Ari Marmell’s Hot Lead, Cold Iron is a new take on the 1930’s private eye genre. The protagonist, Mick Oberon, is not your run-of-the-mill detective: his fedora and trenchcoat hide a slender frame and pointy ears.
It’s a fantasy twist to the nit and grit of the mystery novel genre. It follows Mick, the last of a line of aristocratic Fae, who takes on the case of a lifetime: the wife of a Chicago mobster needs him to find their real daughter, who was switched at birth 16 years ago.
The first person narrative makes this book and couldn’t have been done any other way. The way Mick Oberon talks about his world and ours gives a different weight to the fantasy portion of this book. The action and suspense aren’t lacking, either. In the proverbial gun fight, the hero packs a wand instead of heat.
The double edged sword of Hot Lead, Cold Iron is that there isn’t anything left unexplained, save for a few details of Mick’s past. Which is great, it keeps the reader hooked, but there’s almost too much detail and information that slows down the pace.

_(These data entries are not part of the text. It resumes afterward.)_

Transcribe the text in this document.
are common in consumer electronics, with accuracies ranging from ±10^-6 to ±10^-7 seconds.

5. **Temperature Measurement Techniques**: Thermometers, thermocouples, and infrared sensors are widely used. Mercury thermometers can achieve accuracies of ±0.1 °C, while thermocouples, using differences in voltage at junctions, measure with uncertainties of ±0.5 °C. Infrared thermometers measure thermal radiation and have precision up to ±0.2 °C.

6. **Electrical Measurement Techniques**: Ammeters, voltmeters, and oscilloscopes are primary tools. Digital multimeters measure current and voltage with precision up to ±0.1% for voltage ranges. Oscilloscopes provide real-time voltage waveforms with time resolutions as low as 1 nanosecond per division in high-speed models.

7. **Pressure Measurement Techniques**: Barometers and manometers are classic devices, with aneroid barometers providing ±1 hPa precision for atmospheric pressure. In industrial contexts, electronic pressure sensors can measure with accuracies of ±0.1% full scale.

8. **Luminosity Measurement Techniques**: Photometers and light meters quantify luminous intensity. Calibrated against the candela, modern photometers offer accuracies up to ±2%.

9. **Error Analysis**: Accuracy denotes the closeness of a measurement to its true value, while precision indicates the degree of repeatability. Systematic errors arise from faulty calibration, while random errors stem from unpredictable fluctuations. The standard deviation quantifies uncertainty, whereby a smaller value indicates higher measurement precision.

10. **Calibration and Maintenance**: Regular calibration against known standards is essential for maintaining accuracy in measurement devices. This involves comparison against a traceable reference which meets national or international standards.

For example, whenever Mick’s walking through the streets, it’s just a mite over-descriptive and speed readers will find themselves going back over it if they feel like they missed a key detail.
For those looking to venture into a new cross-genre, Hot Lead is one series that has my recommendation. I am not one for the fantasy genres, save for Lord of the Rings but this changes it up.